4 oz. glass of red wine: 100 calories
1 oz. of cheese: 100 calories
6 oz. white or dark turkey: 340 calories
1/2 cup of stuffing: 180 calories
1/2 cup mashed potatoes: 150 calories
1/2 cup sauteed green beans: 50 calories
1 dinner roll w/ 1 pat of butter: 155 calories
1 piece of apple pie (1/8 of 9" pie): 410 calories

Total Thanksgiving dinner: 1485 calories

Note: that's with just one glass of wine! This estimate also does not include all of the snacking and appetizers that happen before the meal.

So, here are a few tips to slash calories on Thanksgiving and to not let all of those extras turn into fat on our bodies.

Tip #1: the same size slice of pumpkin pie has just 180 calories. And depending on the recipe used you can cut calories by smart substitutions as well.

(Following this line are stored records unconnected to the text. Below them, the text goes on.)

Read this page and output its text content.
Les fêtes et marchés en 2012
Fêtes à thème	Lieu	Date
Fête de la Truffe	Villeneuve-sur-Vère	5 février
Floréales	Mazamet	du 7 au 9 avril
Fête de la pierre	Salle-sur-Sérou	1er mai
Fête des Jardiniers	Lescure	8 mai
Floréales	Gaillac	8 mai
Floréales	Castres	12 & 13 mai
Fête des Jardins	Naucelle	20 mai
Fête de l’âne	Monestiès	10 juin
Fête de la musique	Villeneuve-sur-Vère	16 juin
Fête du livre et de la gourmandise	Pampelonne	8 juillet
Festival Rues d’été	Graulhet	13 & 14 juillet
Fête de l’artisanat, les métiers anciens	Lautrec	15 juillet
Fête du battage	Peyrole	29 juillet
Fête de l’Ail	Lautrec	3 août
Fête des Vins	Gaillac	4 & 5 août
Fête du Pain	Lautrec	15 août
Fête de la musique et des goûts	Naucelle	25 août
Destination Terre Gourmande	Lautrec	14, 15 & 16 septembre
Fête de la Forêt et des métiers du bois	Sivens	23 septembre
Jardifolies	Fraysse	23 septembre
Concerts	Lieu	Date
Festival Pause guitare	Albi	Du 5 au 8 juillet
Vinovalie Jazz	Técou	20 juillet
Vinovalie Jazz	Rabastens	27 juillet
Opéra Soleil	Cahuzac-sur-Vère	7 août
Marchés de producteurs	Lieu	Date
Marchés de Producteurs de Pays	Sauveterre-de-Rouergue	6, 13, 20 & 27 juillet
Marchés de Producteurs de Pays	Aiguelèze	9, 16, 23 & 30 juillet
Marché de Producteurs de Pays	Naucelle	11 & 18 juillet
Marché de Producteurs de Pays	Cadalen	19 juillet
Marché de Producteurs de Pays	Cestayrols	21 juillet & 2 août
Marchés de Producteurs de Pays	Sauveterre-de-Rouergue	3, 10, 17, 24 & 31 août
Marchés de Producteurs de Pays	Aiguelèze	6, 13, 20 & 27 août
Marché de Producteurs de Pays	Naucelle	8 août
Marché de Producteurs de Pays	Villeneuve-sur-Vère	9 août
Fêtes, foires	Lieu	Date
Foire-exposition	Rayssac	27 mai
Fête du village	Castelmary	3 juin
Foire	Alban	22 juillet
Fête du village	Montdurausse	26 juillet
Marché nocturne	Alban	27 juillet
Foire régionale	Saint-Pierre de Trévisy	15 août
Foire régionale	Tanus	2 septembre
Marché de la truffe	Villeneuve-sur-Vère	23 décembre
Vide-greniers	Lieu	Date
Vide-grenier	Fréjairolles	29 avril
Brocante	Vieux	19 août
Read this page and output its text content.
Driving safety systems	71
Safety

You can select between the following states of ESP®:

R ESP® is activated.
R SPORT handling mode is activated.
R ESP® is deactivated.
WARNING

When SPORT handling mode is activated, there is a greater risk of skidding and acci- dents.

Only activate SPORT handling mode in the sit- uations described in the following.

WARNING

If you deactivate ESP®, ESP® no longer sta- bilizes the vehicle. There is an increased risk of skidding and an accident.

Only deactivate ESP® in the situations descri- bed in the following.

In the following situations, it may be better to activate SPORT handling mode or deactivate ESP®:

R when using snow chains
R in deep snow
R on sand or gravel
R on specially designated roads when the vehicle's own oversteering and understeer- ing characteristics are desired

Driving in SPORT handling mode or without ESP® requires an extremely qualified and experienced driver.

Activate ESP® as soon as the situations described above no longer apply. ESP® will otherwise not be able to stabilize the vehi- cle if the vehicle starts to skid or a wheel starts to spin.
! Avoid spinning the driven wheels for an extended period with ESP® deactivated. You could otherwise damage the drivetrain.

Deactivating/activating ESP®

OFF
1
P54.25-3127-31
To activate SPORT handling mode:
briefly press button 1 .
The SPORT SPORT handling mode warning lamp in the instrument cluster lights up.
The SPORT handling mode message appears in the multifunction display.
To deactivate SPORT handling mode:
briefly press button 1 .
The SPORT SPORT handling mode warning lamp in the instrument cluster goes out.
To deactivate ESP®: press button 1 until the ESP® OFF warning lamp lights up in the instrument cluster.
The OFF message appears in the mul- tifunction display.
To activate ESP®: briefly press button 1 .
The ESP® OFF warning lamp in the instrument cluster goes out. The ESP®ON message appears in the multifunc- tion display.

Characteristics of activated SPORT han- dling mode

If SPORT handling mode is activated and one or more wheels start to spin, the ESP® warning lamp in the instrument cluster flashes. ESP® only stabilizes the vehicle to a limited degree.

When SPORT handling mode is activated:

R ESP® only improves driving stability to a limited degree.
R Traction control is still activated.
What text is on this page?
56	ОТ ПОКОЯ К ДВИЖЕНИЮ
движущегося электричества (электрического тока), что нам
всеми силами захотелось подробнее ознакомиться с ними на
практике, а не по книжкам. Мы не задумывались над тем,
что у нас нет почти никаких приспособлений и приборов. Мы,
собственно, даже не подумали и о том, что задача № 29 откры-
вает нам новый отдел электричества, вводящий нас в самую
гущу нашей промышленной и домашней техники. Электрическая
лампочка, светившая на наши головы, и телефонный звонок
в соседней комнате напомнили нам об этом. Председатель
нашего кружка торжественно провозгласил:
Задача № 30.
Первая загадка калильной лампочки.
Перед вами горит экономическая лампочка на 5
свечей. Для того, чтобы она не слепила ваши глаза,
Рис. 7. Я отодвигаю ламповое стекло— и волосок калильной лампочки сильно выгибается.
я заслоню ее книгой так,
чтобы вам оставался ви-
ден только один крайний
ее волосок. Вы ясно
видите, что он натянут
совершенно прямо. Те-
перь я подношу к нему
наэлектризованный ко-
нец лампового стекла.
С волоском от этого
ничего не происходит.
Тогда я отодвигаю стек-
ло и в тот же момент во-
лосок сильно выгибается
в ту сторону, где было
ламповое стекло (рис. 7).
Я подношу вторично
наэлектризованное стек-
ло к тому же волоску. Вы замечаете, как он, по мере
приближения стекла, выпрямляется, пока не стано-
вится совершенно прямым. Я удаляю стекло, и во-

Tip #2: organize a walk in between dinner and dessert to get the heart pumping and to start to make a dent in all of those calories.

Tip #3: get to the gym on Thursday morning and make plans to work out all weekend. Come to the Post Turkey Workout!

Tip #4: Make your own desserts. Store bought desserts are loaded with gross trans fats and high fructose syrup. Follow a recipe but cut the amount of sugar you use or better yet, substitute maple syrup or agave nectar for sugar in recipes. You never need as much as the recipes call for.

Tip #5: Fill your plate with salad and veggies. This will help fill you up on low calorie, high nutrient food and make less room for high calorie, low nutrient food.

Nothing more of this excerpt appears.